I remember hearing delayed financing on a podcast a while back. Has anyone successfully completed a BRRRR with delayed financing instead of waiting for the seasoning period of 6 months (for most banks). I remember hearing something along the lines of including both the Purchase price and Rehab Cost in closing to complete the delayed financing.
My silly question is: Is this possible with a fully paid off (cash) property?
I am seeking capital for an investment property. Due to my 1099 employment, the only opportunities I see for myself is a HELOC or Refinancing (cash-out) of my personal property. Afterward, I'll do a BRRRR, and instead of waiting for seasoning, I can possibly do delayed financing.

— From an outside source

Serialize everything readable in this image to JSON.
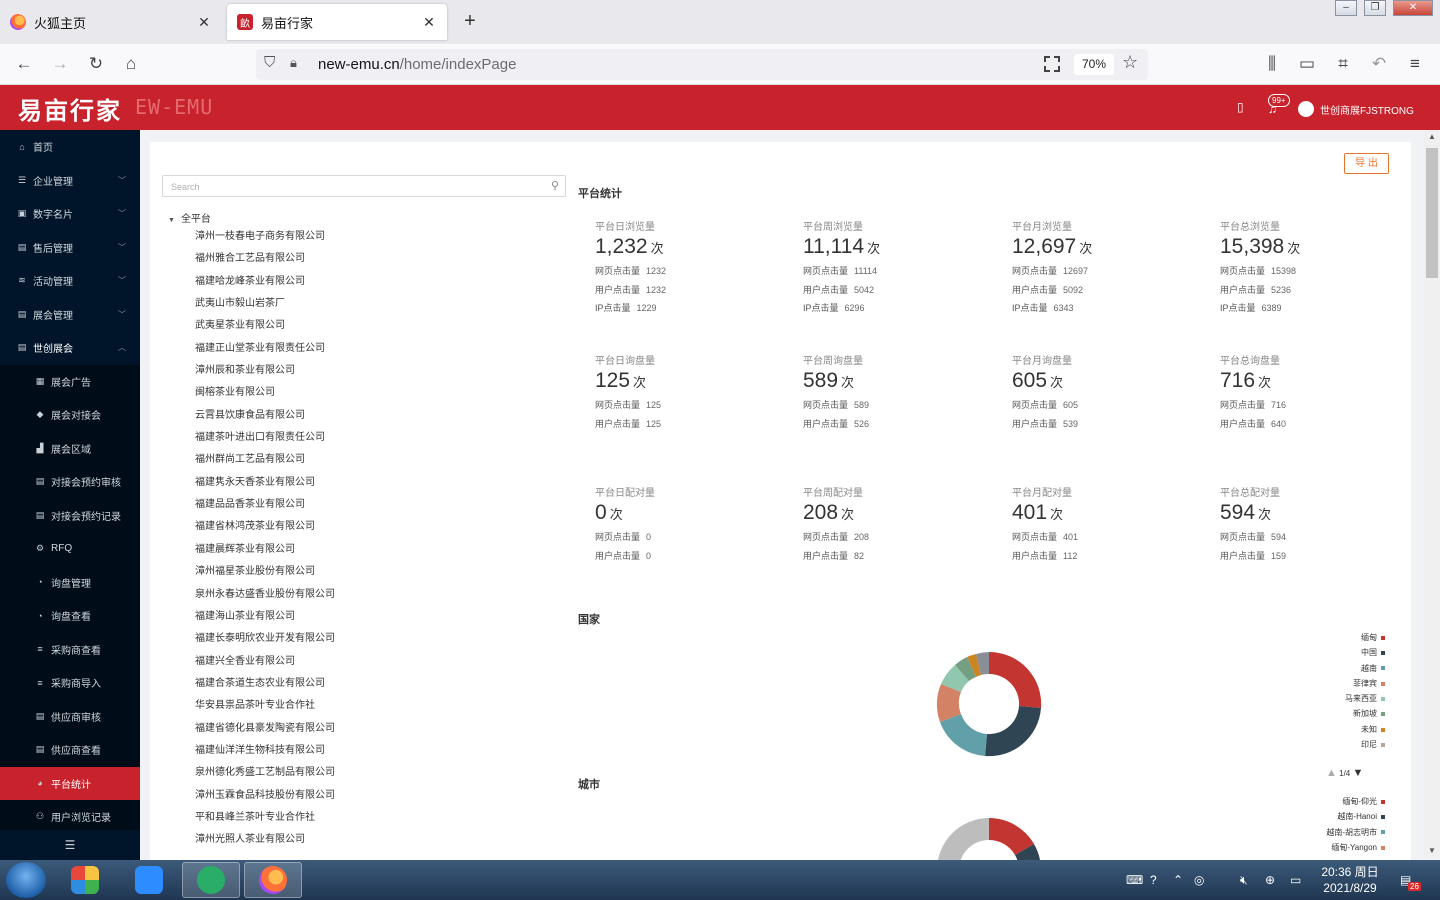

Any suggestions would be greatly appreciated.
@Jesus Sosa In order to do delayed financing, you have to purchase the property with cash. I'm doing a deal right now where we're paying cash and plan to close on financing shortly after closing on the property. We are sticking the rehab costs into the closing statement so we can get that back.
@Jesus Sosa as AJ says, it does need to be a cash purchase for delayed financing, and the key is that you have to be able to clearly document that it's YOUR cash. I recently had a DF application fall through since I was applying for a loan in my name but had purchased with funds from my partnership's bank account. I think that a HELOC is fine though - check out this blog post (there's helpful info in the comments too): https://www.biggerpockets.com/...
Also be aware that with DF the amount you can cash out is limited to your total upfront costs OR 75% of ARV (I think it's 70% for 2-4 units), whichever is LOWER. You can add rehab funds to your closing statement so that those get counted in your "total upfront costs." It can be tricky and some lenders won't have much experience with it so it's probably a great idea to call around and ask questions early on. Best of luck!!